Review: Dinosaur Lake by Kathryn Meyer Griffith
Dinosaur Lake by Kathryn Meyer Griffith
It’s always fun to read about modern encounters with dinosaurs. Usually those fatal meetings occur in faraway places—an unknown island, the middle of the Amazon, caverns deep beneath the earth. What makes Kathryn Meyer Griffith’s tale so unique is that she chooses to introduce her dinosaur in a national park in the United States and therein lies both the strengths and weaknesses of the story.
The largest strength is the unusual setting—in the continental United States—where the dinosaur has a large number of human prey within easy reach. Unfortunately, this is really where the strengths end as well. No one carries their cell phones so they can’t take pictures of the growing evidence that a dinosaur is around—tracks, animal carcasses, and eventually the dinosaur itself. While everyone is naturally skeptical of the idea that a dinosaur could be alive today, not only are people disappearing but two very large boats are demolished by something and there is literally nothing known in the region that could damage them in that fashion.
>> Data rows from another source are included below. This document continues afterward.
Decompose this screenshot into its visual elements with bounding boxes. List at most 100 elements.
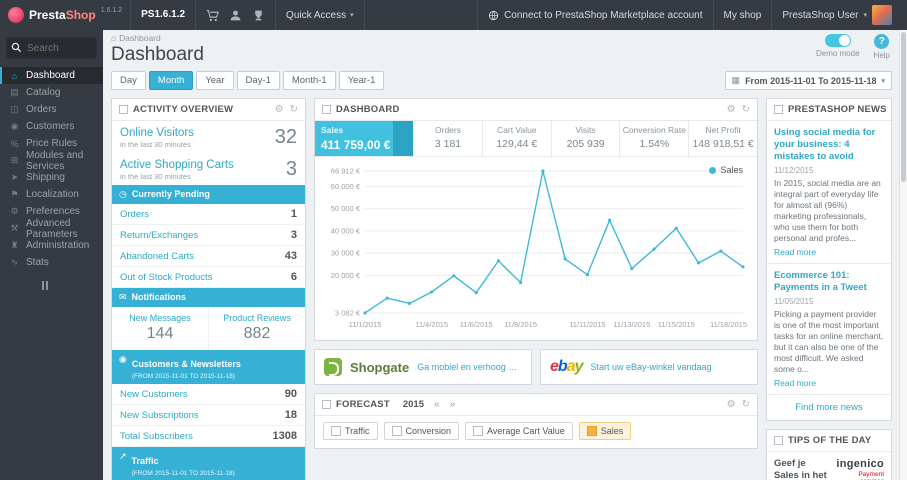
sidebar-item-modules-and-services[interactable]: ⊞ Modules and Services <box>0 150 103 172</box>
panel-caret-icon <box>322 400 331 409</box>
read-more-link[interactable]: Read more <box>774 378 884 388</box>
news-article: Using social media for your business: 4 … <box>767 121 891 264</box>
out-of-stock-link[interactable]: Out of Stock Products <box>120 272 212 283</box>
forecast-option-average-cart-value[interactable]: Average Cart Value <box>465 422 573 440</box>
date-range-picker[interactable]: ▦ From 2015-11-01 To 2015-11-18 ▾ <box>724 71 892 90</box>
notifications-header: ✉ Notifications <box>112 288 305 307</box>
online-visitors-link[interactable]: Online Visitors <box>120 127 194 139</box>
active-carts-link[interactable]: Active Shopping Carts <box>120 159 234 171</box>
returns-link[interactable]: Return/Exchanges <box>120 230 198 241</box>
kpi-conversion-rate[interactable]: Conversion Rate 1.54% <box>619 121 688 156</box>
cart-icon[interactable] <box>206 9 220 22</box>
news-article-title-link[interactable]: Using social media for your business: 4 … <box>774 127 884 163</box>
news-article-date: 11/05/2015 <box>774 296 814 306</box>
forecast-panel: FORECAST 2015 « » ⚙ ↻ Traffic Conversion… <box>314 393 758 449</box>
svg-text:66 912 €: 66 912 € <box>331 167 361 176</box>
main-menu: ⌂ Dashboard ▤ Catalog ◫ Orders ◉ Customers %… <box>0 67 103 271</box>
tab-day-1[interactable]: Day-1 <box>236 71 280 90</box>
gear-icon[interactable]: ⚙ <box>727 104 736 115</box>
new-subscriptions-link[interactable]: New Subscriptions <box>120 410 199 421</box>
shipping-icon: ➤ <box>10 172 19 182</box>
trophy-icon[interactable] <box>252 9 265 22</box>
total-subscribers-link[interactable]: Total Subscribers <box>120 431 193 442</box>
kpi-net-profit[interactable]: Net Profit 148 918,51 € <box>688 121 757 156</box>
forecast-year[interactable]: 2015 <box>403 399 424 410</box>
scrollbar-thumb[interactable] <box>901 32 906 182</box>
sidebar-item-stats[interactable]: ∿ Stats <box>0 254 103 271</box>
dashboard-icon: ⌂ <box>11 70 18 81</box>
user-menu[interactable]: PrestaShop User ▾ <box>771 0 907 30</box>
forecast-option-sales[interactable]: Sales <box>578 422 632 440</box>
forecast-option-traffic[interactable]: Traffic <box>323 422 378 440</box>
scrollbar[interactable] <box>899 30 907 480</box>
forecast-option-conversion[interactable]: Conversion <box>383 422 460 440</box>
gear-icon[interactable]: ⚙ <box>275 104 284 115</box>
ebay-ad[interactable]: ebay Start uw eBay-winkel vandaag <box>540 349 758 385</box>
new-customers-link[interactable]: New Customers <box>120 389 188 400</box>
panel-caret-icon <box>322 105 331 114</box>
my-shop-link[interactable]: My shop <box>712 0 772 30</box>
panel-caret-icon <box>774 105 783 114</box>
next-year-icon[interactable]: » <box>450 399 456 410</box>
orders-link[interactable]: Orders <box>120 209 149 220</box>
abandoned-carts-link[interactable]: Abandoned Carts <box>120 251 194 262</box>
shop-name-link[interactable]: PS1.6.1.2 <box>130 0 197 30</box>
prestashop-news-panel: PRESTASHOP NEWS Using social media for y… <box>766 98 892 421</box>
news-article-title-link[interactable]: Ecommerce 101: Payments in a Tweet <box>774 270 884 294</box>
sidebar-collapse-button[interactable] <box>42 281 103 290</box>
advanced-parameters-icon: ⚒ <box>10 223 19 233</box>
shopgate-link[interactable]: Ga mobiel en verhoog uw omzet <box>417 362 522 372</box>
customers-icon[interactable] <box>229 9 242 22</box>
refresh-icon[interactable]: ↻ <box>290 104 298 115</box>
sidebar-item-orders[interactable]: ◫ Orders <box>0 101 103 118</box>
sidebar-item-dashboard[interactable]: ⌂ Dashboard <box>0 67 103 84</box>
ebay-link[interactable]: Start uw eBay-winkel vandaag <box>591 362 712 372</box>
shopgate-logo-text: Shopgate <box>350 359 410 375</box>
svg-text:11/18/2015: 11/18/2015 <box>710 320 747 329</box>
shopgate-logo-icon <box>324 358 342 376</box>
shopgate-ad[interactable]: Shopgate Ga mobiel en verhoog uw omzet <box>314 349 532 385</box>
kpi-orders[interactable]: Orders 3 181 <box>413 121 482 156</box>
tab-year[interactable]: Year <box>196 71 234 90</box>
product-reviews-cell[interactable]: Product Reviews 882 <box>209 307 305 350</box>
period-toolbar: Day Month Year Day-1 Month-1 Year-1 ▦ Fr… <box>111 71 892 90</box>
find-more-news-link[interactable]: Find more news <box>767 395 891 420</box>
version-label: 1.6.1.2 <box>100 7 123 14</box>
sidebar-item-shipping[interactable]: ➤ Shipping <box>0 169 103 186</box>
sidebar-item-localization[interactable]: ⚑ Localization <box>0 186 103 203</box>
sidebar-item-customers[interactable]: ◉ Customers <box>0 118 103 135</box>
marketplace-connect-link[interactable]: Connect to PrestaShop Marketplace accoun… <box>477 0 712 30</box>
panel-title: PRESTASHOP NEWS <box>788 104 887 115</box>
localization-icon: ⚑ <box>10 189 19 199</box>
refresh-icon[interactable]: ↻ <box>742 399 750 410</box>
svg-text:50 000 €: 50 000 € <box>331 204 361 213</box>
kpi-visits[interactable]: Visits 205 939 <box>550 121 620 156</box>
previous-year-icon[interactable]: « <box>434 399 440 410</box>
refresh-icon[interactable]: ↻ <box>742 104 750 115</box>
sales-detail-box <box>393 121 414 156</box>
sidebar: ⌂Dashboard ▤Catalog ◫Orders ◉Customers %… <box>0 30 103 480</box>
topbar-right: Connect to PrestaShop Marketplace accoun… <box>477 0 907 30</box>
sidebar-item-catalog[interactable]: ▤ Catalog <box>0 84 103 101</box>
quick-access-menu[interactable]: Quick Access ▾ <box>275 0 365 30</box>
tab-day[interactable]: Day <box>111 71 146 90</box>
kpi-cart-value[interactable]: Cart Value 129,44 € <box>481 121 551 156</box>
administration-icon: ♜ <box>10 240 19 250</box>
prestashop-logo[interactable]: PrestaShop 1.6.1.2 <box>0 5 130 25</box>
panel-caret-icon <box>774 435 783 445</box>
sidebar-item-administration[interactable]: ♜ Administration <box>0 237 103 254</box>
header-controls: Demo mode ? Help <box>816 34 890 60</box>
svg-text:11/15/2015: 11/15/2015 <box>658 320 695 329</box>
demo-mode-toggle[interactable] <box>824 34 851 47</box>
new-messages-cell[interactable]: New Messages 144 <box>112 307 209 350</box>
tab-month-1[interactable]: Month-1 <box>282 71 336 90</box>
news-article-body: Picking a payment provider is one of the… <box>774 308 884 374</box>
gear-icon[interactable]: ⚙ <box>727 399 736 410</box>
kpi-sales[interactable]: Sales 411 759,00 € <box>315 121 414 156</box>
tab-year-1[interactable]: Year-1 <box>338 71 385 90</box>
sidebar-item-advanced-parameters[interactable]: ⚒ Advanced Parameters <box>0 218 103 240</box>
pending-row-out-of-stock: Out of Stock Products 6 <box>112 267 305 288</box>
help-icon[interactable]: ? <box>874 34 890 49</box>
read-more-link[interactable]: Read more <box>774 247 884 257</box>
tab-month[interactable]: Month <box>148 71 194 90</box>
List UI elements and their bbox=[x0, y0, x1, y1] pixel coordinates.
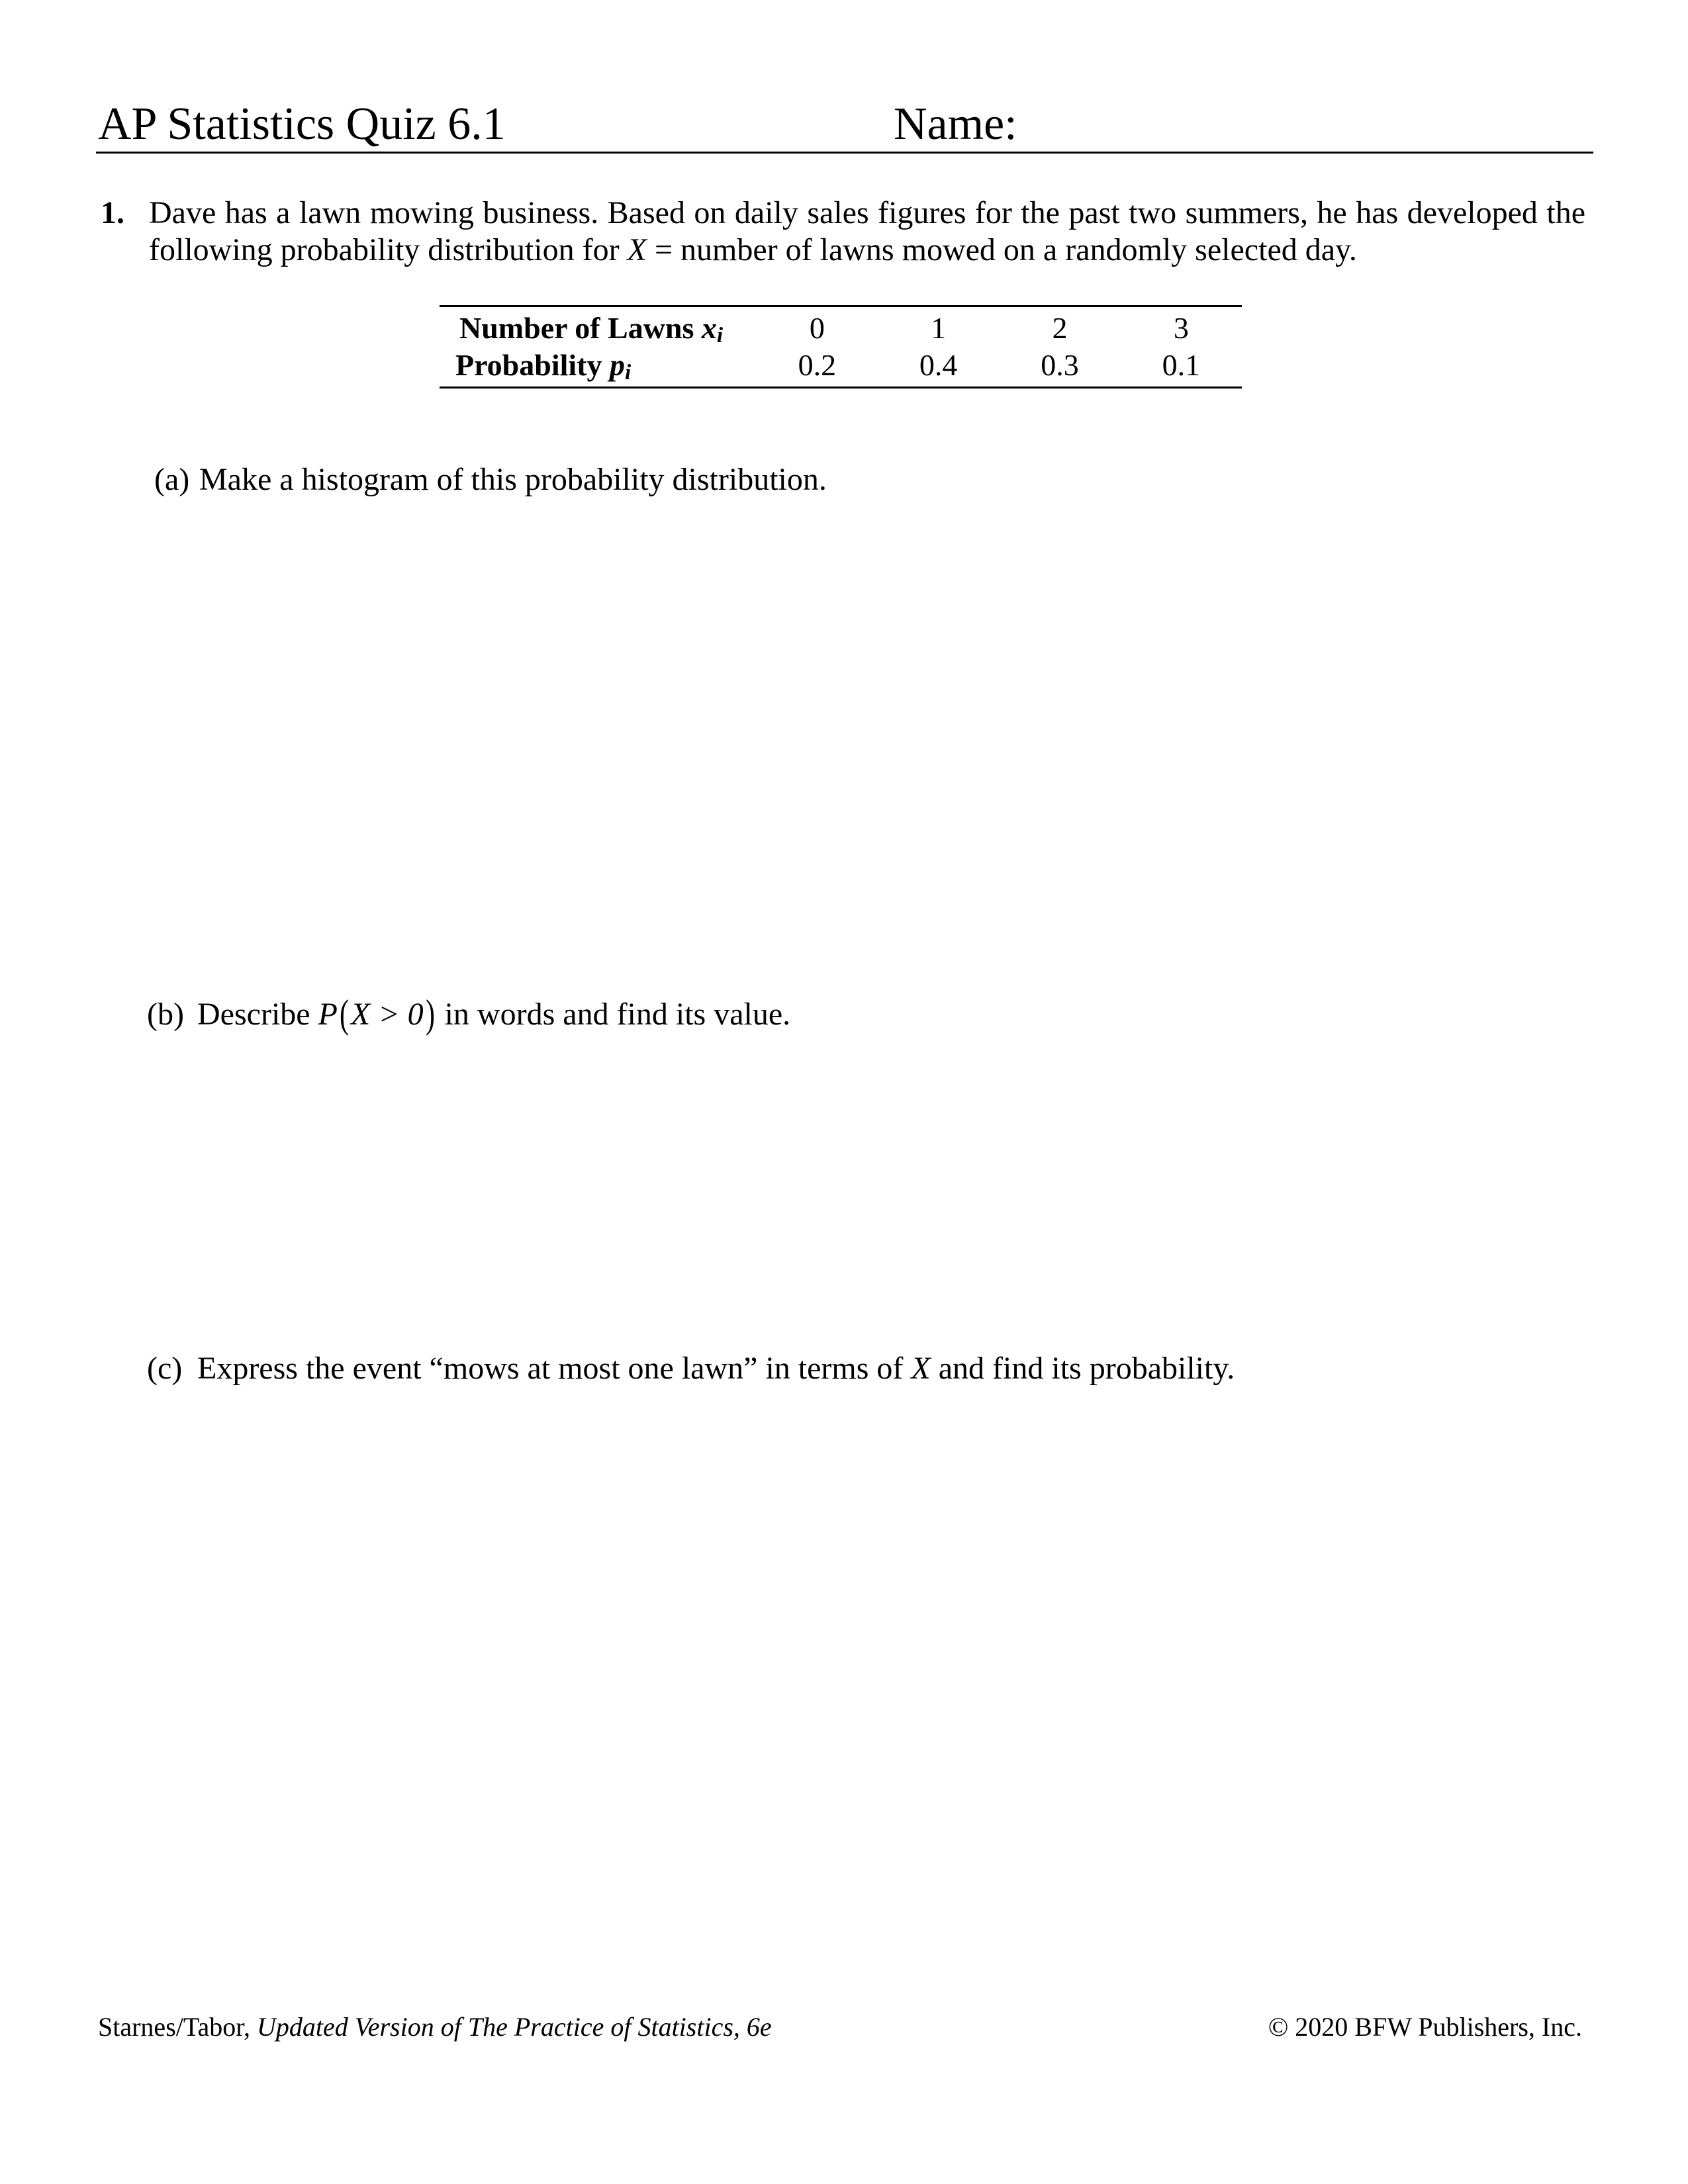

So even if you don’t jump to “dinosaur” as the solution, the idea that you should close the park and investigate isn’t far-fetched—but they don’t.
Then the dinosaur starts eating large numbers of people—again, no cameras—but this results only in a couple of FBI guys being sent. Why not send the National Guard? And the press finally comes (in time to get eaten) but really, they should have been swarming much earlier. Finally, our intrepid investigators manage to get a mini sub put in the lake, but still can’t get really serious infantry weapons (and people trained to use them). Again, if you’re arguing you need a sub armed with missiles to go after your monster, don’t you think that perhaps the navy might send expert teams to operate it? Or again, the National Guard might be mobilized to bring serious firepower to bear on the creature?
These weaknesses in just thinking out logically what kind of response the government would make to a creature killing lots of people really made it difficult to suspend disbelief in this novel. It’s still fun—tracking a dinosaur that keeps munching on the trackers is sort of the heart of a modern dinosaur story—but it isn’t the great novel I think this could have been.